As I approached her at an after party, she threw out her arms to give me an enthusiastic hug. In my surprise and eagerness to reciprocate, I stepped on her foot, and nearly knocked her down, whereupon several Secret S-service agents lunged forward to make sure she was ok! Thank goodness she apparently wasn’t too put off by my clumsiness, and our association continued. The last opera I spoke to her about was Leonore, and I’ll always associate her with that remarkable heroine. We will miss her, but know that like Leonore, her courage, perseverance, and generosity will continue to inspire for years to come.

Ryan's Summer

Forging rural opera

 
Our Founder and Artistic Director, Ryan Brown, in Southwest Colorado

Our Founder and Artistic Director, Ryan Brown, in Southwest Colorado

 

This summer included a trip to the Opera America conference, lots of Beethoven Leonore study, and some unusual musical development work in the west.

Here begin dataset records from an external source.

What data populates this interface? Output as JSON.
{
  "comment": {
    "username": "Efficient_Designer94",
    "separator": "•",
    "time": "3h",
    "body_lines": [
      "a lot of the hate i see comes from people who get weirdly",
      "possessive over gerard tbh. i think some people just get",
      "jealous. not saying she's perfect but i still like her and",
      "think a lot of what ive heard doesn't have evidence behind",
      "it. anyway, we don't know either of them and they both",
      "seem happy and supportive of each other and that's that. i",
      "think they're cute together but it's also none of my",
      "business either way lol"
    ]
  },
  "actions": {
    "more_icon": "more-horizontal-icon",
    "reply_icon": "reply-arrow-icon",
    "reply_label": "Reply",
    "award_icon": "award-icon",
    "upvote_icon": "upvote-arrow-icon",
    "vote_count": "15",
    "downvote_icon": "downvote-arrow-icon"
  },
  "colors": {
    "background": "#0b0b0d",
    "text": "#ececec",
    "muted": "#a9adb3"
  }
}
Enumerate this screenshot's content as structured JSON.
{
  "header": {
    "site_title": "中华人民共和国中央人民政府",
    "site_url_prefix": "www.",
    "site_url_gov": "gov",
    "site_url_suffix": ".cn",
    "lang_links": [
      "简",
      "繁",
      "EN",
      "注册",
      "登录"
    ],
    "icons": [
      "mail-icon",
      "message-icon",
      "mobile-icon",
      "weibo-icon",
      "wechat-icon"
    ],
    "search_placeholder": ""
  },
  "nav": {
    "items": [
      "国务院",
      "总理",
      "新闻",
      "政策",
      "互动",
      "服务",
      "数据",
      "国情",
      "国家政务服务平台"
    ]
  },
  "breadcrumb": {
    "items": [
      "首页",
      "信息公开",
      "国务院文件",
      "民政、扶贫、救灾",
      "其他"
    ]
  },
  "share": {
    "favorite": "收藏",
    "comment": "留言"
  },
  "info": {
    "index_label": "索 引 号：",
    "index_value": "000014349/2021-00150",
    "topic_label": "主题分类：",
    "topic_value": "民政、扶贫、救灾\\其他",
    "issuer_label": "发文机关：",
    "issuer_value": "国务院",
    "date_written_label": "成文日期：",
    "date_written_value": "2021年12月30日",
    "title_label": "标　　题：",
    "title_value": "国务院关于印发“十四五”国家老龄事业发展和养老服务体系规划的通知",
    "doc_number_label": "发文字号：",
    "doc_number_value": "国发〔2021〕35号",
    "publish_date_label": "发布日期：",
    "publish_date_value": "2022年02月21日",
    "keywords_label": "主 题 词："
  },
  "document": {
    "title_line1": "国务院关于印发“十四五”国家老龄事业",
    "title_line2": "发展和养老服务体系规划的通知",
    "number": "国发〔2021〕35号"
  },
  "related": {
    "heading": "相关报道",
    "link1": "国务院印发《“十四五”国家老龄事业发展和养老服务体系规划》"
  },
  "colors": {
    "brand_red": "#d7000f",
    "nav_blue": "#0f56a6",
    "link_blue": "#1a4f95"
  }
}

The Opera America conference is always an interesting barometer of trends in the field, most of which are currently focused on community engagement, so much so in fact that one employee of a major company went so far as to suggest that the future of opera may not lie with trained voices!

Back in SW Colorado, I do my best musical study in a little cabin in a river canyon. There's a piano there, but no internet. After an aria or short scene of Leonore, I'll break for a few minutes by sitting on the deck and watching the light filter through the pines, cottonwoods, and quaking aspen or the way it dances on the water in the stream. After a longer scene or at an act break, I'll go off and irrigate, do some business, and return the next afternoon. The idyllic setting isn't always accommodating, however - this year I arrived after a spring snowstorm had brought down a large number trees, two of them directly onto the cabin! Some summer work projects are unanticipated....

The nearby town has an opera house - a theater on the second floor of a 100-plus year-old mercantile building - which an enterprising and civic-minded couple recently bought and are slowly restoring. They are especially excited that Opera Lafayette is going to bring The Blacksmith to the opera house this spring. At the end of the summer the local music teacher and I played and sang our way through some of the plot over a potluck dinner at the local Grange for folks who had offered to volunteer. When they started spontaneously singing along with “Buffalo Gals wontcha come out tonight,” I began to think that maybe the Opera America conference speaker wasn't actually too far off the mark.